Before my son was born I thought nothing of spending thirty minutes on a Sunday morning searching through the drug store circulars, highlighting the best deals, matching up coupons and making quick trips to pick up one or two items. Toothpaste and toothbrushes from CVS, soap and shampoo from Rite Aid. It was simple enough to do. I jumped in the car, jumped out, shopped, paid and drove back home. No problem. With a toddler in tow it’s just not so simple. Dragging him out to the car is hard enough. (There are so many toys in the backyard that he’d rather play with.) Strapping him in, unstrapping him when we arrive, dragging him around the store and ultimately waiting in a line of five people to buy two items just doesn’t seem worth it. So, drugstore sales and shopping? Not so much anymore.
This weekend after taking my son to swim class my husband and I decided to drive off in search of a new mattress. My son was wearing only a diaper. My husband seemed quite nervous about a possible blow out on clean mattresses, but I wasn’t too worried. I didn’t want to head back home just to get shorts. He left the house in a swimsuit that morning, but it seems I forgot to bring along a change of clothes. He had a shirt and diaper on, so that seemed good enough for me.
I was tired from going to bed too late, waking up too early, rushing off to swim class, swimming, rushing to get him out of the pool and dried off and freezing in the locker room. In other words this was probably not the best or wisest time to search for a bed. But my husband often works late hours and there never seems to be a good time of day to complete chores like this one, so I stuck it out and we settled on a comfortable bed.
You can imagine how we looked in the store. My son is half dressed, my husband is exhausted, my hair is still dripping wet from the pool and all of us are hungry. If I were in the right frame of mind I probably would’ve selected a bed, taken home the paperwork and researched the best prices online. Instead, given the circumstances I did something I would have never done before my son was born. I immediately agreed to the price and handed over my credit card.

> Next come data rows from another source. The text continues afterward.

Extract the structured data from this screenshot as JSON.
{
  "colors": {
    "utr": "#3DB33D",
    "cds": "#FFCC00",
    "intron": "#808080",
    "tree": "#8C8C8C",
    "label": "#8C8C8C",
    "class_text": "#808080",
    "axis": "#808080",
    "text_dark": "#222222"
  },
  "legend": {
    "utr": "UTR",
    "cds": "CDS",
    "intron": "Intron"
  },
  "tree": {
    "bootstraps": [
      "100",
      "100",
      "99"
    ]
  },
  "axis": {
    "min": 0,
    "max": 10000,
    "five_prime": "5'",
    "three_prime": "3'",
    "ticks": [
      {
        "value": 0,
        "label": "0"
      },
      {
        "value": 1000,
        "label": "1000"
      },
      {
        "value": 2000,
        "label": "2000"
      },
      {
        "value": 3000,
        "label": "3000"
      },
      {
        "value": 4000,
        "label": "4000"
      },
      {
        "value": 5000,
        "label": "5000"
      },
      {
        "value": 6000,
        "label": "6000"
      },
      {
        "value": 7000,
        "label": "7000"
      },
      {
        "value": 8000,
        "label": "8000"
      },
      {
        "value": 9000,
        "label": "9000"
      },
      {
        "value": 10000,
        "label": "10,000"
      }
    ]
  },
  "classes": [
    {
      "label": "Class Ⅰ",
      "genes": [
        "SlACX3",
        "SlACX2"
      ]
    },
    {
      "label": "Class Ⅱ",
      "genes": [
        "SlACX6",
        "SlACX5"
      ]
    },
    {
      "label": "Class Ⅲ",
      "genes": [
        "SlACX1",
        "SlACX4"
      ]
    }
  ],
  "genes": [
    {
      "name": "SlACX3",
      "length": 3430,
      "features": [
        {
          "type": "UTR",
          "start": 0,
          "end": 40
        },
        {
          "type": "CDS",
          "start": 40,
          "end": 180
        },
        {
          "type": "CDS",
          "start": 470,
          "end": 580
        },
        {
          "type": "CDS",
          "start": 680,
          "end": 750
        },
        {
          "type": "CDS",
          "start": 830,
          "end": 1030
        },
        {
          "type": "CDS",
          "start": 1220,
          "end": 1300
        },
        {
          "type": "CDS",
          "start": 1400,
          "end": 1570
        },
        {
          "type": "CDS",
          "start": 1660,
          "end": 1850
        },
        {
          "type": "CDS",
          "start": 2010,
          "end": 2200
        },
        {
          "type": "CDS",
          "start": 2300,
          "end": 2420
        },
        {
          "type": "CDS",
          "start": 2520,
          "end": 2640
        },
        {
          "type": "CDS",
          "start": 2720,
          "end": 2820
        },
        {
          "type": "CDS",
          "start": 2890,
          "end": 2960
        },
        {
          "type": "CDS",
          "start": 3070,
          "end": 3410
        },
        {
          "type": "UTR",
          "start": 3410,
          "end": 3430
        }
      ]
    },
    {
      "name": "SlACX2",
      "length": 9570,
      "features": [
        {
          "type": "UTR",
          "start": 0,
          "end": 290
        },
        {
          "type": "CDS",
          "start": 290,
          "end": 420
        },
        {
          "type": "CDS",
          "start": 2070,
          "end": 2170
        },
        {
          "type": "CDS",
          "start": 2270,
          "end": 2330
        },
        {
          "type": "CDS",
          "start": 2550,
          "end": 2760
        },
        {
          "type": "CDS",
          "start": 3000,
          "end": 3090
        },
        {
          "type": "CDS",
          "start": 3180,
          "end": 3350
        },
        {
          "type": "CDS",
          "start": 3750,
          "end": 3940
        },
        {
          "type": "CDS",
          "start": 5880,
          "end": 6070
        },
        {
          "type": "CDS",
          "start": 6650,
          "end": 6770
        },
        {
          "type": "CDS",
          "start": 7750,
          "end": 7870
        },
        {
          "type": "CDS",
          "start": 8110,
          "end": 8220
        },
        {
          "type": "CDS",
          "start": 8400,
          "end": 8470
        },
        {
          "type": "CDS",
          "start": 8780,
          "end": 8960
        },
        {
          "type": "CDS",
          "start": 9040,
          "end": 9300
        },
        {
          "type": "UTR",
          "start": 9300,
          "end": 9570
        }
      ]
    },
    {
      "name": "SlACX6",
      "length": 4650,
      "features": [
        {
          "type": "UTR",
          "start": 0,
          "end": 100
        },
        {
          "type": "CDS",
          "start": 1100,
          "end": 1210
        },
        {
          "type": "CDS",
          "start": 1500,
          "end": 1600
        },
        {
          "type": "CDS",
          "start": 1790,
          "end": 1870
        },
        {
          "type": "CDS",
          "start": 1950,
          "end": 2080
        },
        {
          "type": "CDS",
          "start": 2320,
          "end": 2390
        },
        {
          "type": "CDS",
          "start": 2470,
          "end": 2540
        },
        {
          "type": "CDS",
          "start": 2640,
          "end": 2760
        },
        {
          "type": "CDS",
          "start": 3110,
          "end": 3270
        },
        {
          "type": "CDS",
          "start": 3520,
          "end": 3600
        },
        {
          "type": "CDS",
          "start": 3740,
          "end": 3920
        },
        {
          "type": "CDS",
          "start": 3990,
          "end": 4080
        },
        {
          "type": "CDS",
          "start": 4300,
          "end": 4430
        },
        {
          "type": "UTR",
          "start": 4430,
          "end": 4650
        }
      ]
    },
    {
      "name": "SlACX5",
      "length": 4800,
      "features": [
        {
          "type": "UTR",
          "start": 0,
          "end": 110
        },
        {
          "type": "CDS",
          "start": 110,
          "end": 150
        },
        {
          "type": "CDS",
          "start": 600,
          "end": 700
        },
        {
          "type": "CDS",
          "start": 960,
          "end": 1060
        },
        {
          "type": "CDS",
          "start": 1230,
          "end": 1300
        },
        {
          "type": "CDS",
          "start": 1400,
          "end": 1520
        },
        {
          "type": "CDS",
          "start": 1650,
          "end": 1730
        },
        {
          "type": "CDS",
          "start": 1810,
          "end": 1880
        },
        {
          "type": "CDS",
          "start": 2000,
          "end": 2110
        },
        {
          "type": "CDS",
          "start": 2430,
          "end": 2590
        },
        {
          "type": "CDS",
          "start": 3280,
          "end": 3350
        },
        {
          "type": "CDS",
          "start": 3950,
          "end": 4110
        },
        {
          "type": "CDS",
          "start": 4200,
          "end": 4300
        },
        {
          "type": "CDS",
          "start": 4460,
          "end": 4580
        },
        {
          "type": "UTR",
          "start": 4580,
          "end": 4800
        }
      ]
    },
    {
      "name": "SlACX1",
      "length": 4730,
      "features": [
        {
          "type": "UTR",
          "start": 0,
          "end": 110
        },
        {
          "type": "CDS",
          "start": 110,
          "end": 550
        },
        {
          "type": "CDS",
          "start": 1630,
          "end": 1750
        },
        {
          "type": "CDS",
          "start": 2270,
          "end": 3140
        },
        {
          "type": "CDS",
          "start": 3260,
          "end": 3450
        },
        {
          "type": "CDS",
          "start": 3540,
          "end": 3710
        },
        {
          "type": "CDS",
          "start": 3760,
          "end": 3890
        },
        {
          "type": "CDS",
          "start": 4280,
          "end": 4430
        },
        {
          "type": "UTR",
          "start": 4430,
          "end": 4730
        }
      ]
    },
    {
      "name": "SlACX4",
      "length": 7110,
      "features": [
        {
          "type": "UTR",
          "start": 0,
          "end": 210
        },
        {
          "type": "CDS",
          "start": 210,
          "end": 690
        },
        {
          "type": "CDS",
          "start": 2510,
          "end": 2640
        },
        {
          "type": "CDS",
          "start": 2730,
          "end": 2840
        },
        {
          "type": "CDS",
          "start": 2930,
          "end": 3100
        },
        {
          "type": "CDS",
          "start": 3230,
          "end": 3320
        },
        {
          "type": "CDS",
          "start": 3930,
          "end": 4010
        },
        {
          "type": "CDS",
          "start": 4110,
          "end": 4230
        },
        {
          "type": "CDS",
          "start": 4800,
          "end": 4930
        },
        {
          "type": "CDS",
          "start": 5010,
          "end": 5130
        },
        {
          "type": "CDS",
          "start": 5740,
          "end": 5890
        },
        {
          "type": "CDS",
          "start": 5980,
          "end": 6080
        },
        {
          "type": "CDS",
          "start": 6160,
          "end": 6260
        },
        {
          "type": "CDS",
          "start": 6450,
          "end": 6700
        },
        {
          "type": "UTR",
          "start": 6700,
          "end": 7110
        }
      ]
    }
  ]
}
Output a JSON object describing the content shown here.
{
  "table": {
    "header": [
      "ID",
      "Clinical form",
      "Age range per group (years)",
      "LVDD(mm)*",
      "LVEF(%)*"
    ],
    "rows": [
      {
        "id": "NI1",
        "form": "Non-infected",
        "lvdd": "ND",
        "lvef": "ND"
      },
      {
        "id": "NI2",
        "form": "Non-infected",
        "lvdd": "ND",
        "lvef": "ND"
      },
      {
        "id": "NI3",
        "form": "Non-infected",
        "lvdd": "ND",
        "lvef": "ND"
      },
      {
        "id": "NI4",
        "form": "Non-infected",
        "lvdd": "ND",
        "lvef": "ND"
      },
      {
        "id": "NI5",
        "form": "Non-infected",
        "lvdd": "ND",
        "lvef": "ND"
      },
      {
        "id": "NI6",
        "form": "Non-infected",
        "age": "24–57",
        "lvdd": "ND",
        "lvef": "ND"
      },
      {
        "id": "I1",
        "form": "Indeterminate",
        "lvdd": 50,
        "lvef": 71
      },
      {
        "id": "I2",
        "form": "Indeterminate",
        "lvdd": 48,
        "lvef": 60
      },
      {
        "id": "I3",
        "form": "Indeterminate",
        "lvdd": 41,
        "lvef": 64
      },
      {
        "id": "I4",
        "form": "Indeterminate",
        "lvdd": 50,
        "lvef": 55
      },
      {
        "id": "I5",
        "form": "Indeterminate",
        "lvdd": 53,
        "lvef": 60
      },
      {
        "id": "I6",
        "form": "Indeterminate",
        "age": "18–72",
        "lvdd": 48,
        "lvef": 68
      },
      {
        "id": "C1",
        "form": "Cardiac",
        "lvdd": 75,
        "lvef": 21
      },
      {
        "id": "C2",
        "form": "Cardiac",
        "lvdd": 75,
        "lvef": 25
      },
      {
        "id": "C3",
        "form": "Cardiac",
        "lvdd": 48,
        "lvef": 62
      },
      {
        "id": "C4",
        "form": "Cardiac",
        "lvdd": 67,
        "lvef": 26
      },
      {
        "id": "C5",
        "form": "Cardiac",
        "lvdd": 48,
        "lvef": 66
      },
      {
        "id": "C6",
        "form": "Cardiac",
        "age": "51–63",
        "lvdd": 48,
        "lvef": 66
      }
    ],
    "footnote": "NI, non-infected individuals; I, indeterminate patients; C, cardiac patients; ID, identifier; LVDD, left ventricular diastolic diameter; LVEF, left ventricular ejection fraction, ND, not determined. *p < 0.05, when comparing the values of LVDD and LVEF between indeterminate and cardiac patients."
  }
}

In all due honesty there was no need to rush to buy a new mattress, but for some reason it seemed easier not to shop around and not to drive from store to store in search of the best deal, but at the very least I should’ve looked up prices of similar beds on the Internet where I know I could’ve gotten a better deal.
Sure enough as the night wore on I grew angry at my hasty decision. At midnight it bothered me enough to keep me awake. I searched for prices online and found I paid at least $250 more than comparable stores. If Sam’s Club carries the same one I purchased, (it’s difficult to tell), I would’ve saved even more.
I love my son with every ounce of being, but sometimes I find that having him around makes me focus much less on money. As he becomes more mobile and independent, (we hear a lot of ‘no’ in the house these days), I find myself less willing to worry about coupons and deals. But sometimes I have to remind myself to step back from a situation or confront it when I have more energy. There is really no good reason to overpay for a mattress and I am kicking myself for doing so.